Confieso que cuesta escribir sobre cuanto uno ha vivido, ya sea porque tras cada imagen pervive una emoción o un sueño roto.
Esa debe ser la razón por la que muchos mueren abrazados a una fotografía o por la que Mallory conquistó la cima del Everest y nunca se halló la imagen de su familia en la cartera que acompaña a su cadaver aterido.
Pasados los años, uno descubre que tal vez uno se encontraba justo en ese lugar, para justificar el reverso y, en mi caso, porque yo no conocía el mar y Nole me llevó a descubrirlo.
Fue una noche de tormenta en Manhattan, en la que todo el estadio gritó el nombre de su rival, Rafael Nadal, (lo de Rafa ya queda obsoleto).
Aquella noche Urdangarin y su esposa Cristina, se empecinaban en lo que parecían insultos en serbio a Nole, que así pondera el poder y el periodismo deportivo patrio a sus idolos en detrimento de los ajenos.
De todos los protagonistas de la historia del deporte, sin duda el más universal fue Muhammad Ali, que llegó a perder la corona mundial, por su aversión a la guerra del Vietnam, donde no quiso alistarse. Fue sojuzgado por antipatriota y su nombre tachado de los cuadros de honor que aligeran las notas de sucesos.
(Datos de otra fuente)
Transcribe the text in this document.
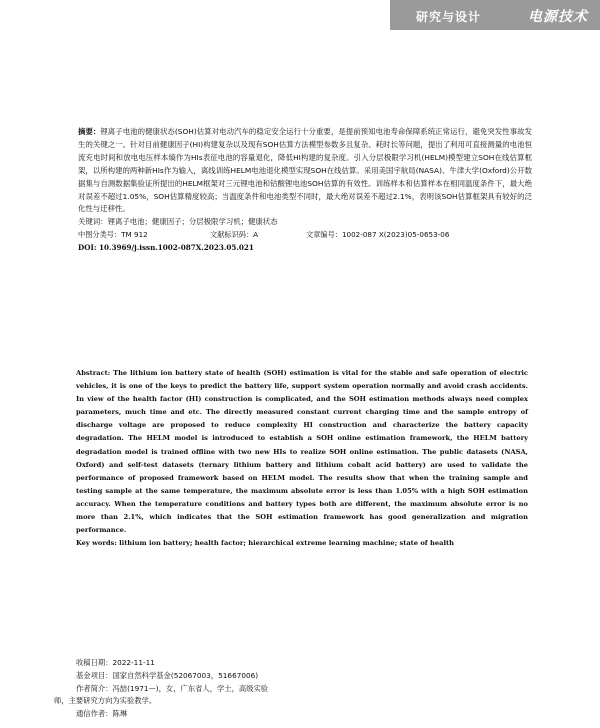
研究与设计	电源技术

摘要：锂离子电池的健康状态(SOH)估算对电动汽车的稳定安全运行十分重要，是提前预知电池寿命保障系统正常运行，避免突发性事故发生的关键之一。针对目前健康因子(HI)构建复杂以及现有SOH估算方法模型参数多且复杂、耗时长等问题，提出了利用可直接测量的电池恒流充电时间和放电电压样本熵作为HIs表征电池的容量退化，降低HI构建的复杂度。引入分层极限学习机(HELM)模型建立SOH在线估算框架，以所构建的两种新HIs作为输入，离线训练HELM电池退化模型实现SOH在线估算。采用美国宇航局(NASA)、牛津大学(Oxford)公开数据集与自测数据集验证所提出的HELM框架对三元锂电池和钴酸锂电池SOH估算的有效性。训练样本和估算样本在相同温度条件下，最大绝对误差不超过1.05%，SOH估算精度较高；当温度条件和电池类型不同时，最大绝对误差不超过2.1%，表明该SOH估算框架具有较好的泛化性与迁移性。

关键词：锂离子电池；健康因子；分层极限学习机；健康状态

中图分类号：TM 912	文献标识码：A	文章编号：1002-087 X(2023)05-0653-06

DOI: 10.3969/j.issn.1002-087X.2023.05.021

Abstract: The lithium ion battery state of health (SOH) estimation is vital for the stable and safe operation of electric vehicles, it is one of the keys to predict the battery life, support system operation normally and avoid crash accidents. In view of the health factor (HI) construction is complicated, and the SOH estimation methods always need complex parameters, much time and etc. The directly measured constant current charging time and the sample entropy of discharge voltage are proposed to reduce complexity HI construction and characterize the battery capacity degradation. The HELM model is introduced to establish a SOH online estimation framework, the HELM battery degradation model is trained offline with two new HIs to realize SOH online estimation. The public datasets (NASA, Oxford) and self-test datasets (ternary lithium battery and lithium cobalt acid battery) are used to validate the performance of proposed framework based on HELM model. The results show that when the training sample and testing sample at the same temperature, the maximum absolute error is less than 1.05% with a high SOH estimation accuracy. When the temperature conditions and battery types both are different, the maximum absolute error is no more than 2.1%, which indicates that the SOH estimation framework has good generalization and migration performance.

Key words: lithium ion battery; health factor; hierarchical extreme learning machine; state of health

收稿日期：2022-11-11

基金项目：国家自然科学基金(52067003，51667006)

作者简介：冯喆(1971—)，女，广东省人，学士，高级实验

师，主要研究方向为实验教学。

通信作者：陈琳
Pero, salvo dicha excepcion, Djokovic es el más grande deportista de la historia.
Pocos recuerdan que cuando la masa enfervorizada atenazaba a los rebeldes del COVID, él se negó a vacunarse y justo por eso llegó a ser encarcelado en Australia, en aquel Park Hotel convertido en prisión; y sin pausa deportado.
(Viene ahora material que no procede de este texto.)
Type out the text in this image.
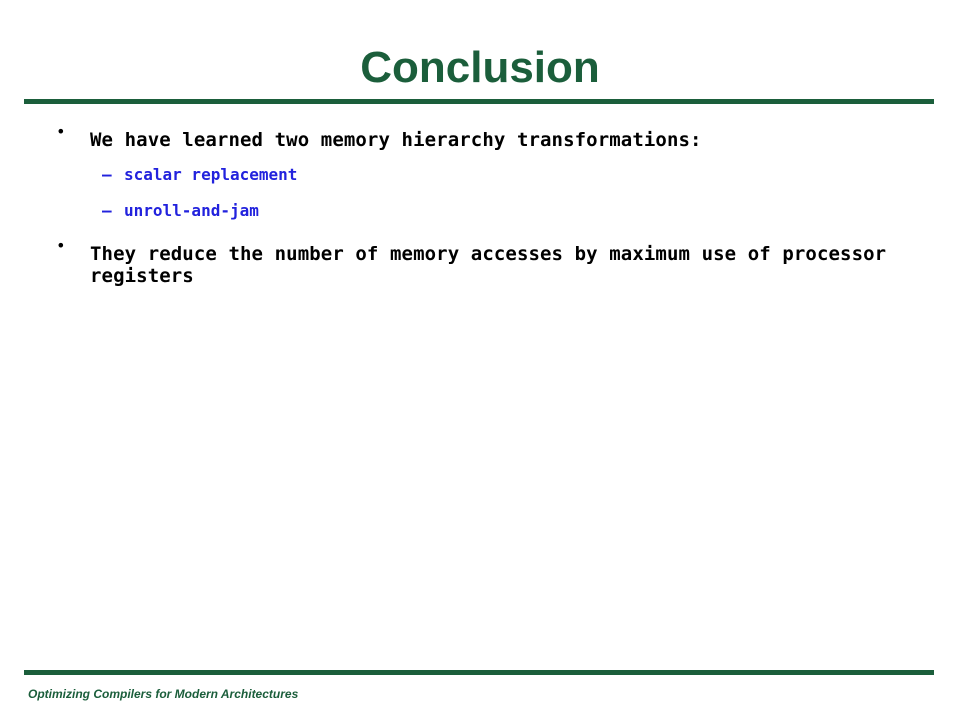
Conclusion
• We have learned two memory hierarchy transformations:
— scalar replacement
— unroll-and-jam
• They reduce the number of memory accesses by maximum use of processor registers
Optimizing Compilers for Modern Architectures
Al año siguiente, Djokovic volvía a Melbourne y ganaba el Open de Australia, mientras aun hay quien busca el justificante de la vacunación de Rafa, entre tantos archivos y documentos desclasificados, que siempre son atribuidos a hackers rusos.
Este año, en el que la pista central de Roland Garros regalaba una pisada al manacorí, Nadal fue incapaz –en su discurso inicial- siquiera de referirse al honor de haber podido enfrentarse al serbio en buena lid; hasta que pudo observar -incrédulo- que se hallaba –junto a Federer y Murray- esperando a salir a una pista donde la honra era patrimonio de otro.
Ayer, nadie contó que tras la última derrota en Paris, Djokovic se arrodilló y manchó sus labios del rojo de la arcilla de su pista central.
Los serbios, como los palestinos o los gazaties, son la escoria que no tendrán quienes les escriban en los medios publicitarios de Occidente; pero hoy, aunque sea una lagrima en la lluvia, quiero referirme a él. Condenado por creer en las proezas justas, nunca tendrá una pisada, aunque el aire que se respire sea el de las causas por las que merece la pena luchar.
Debe ser que la existencia versa sobre el elogio de la ceguera.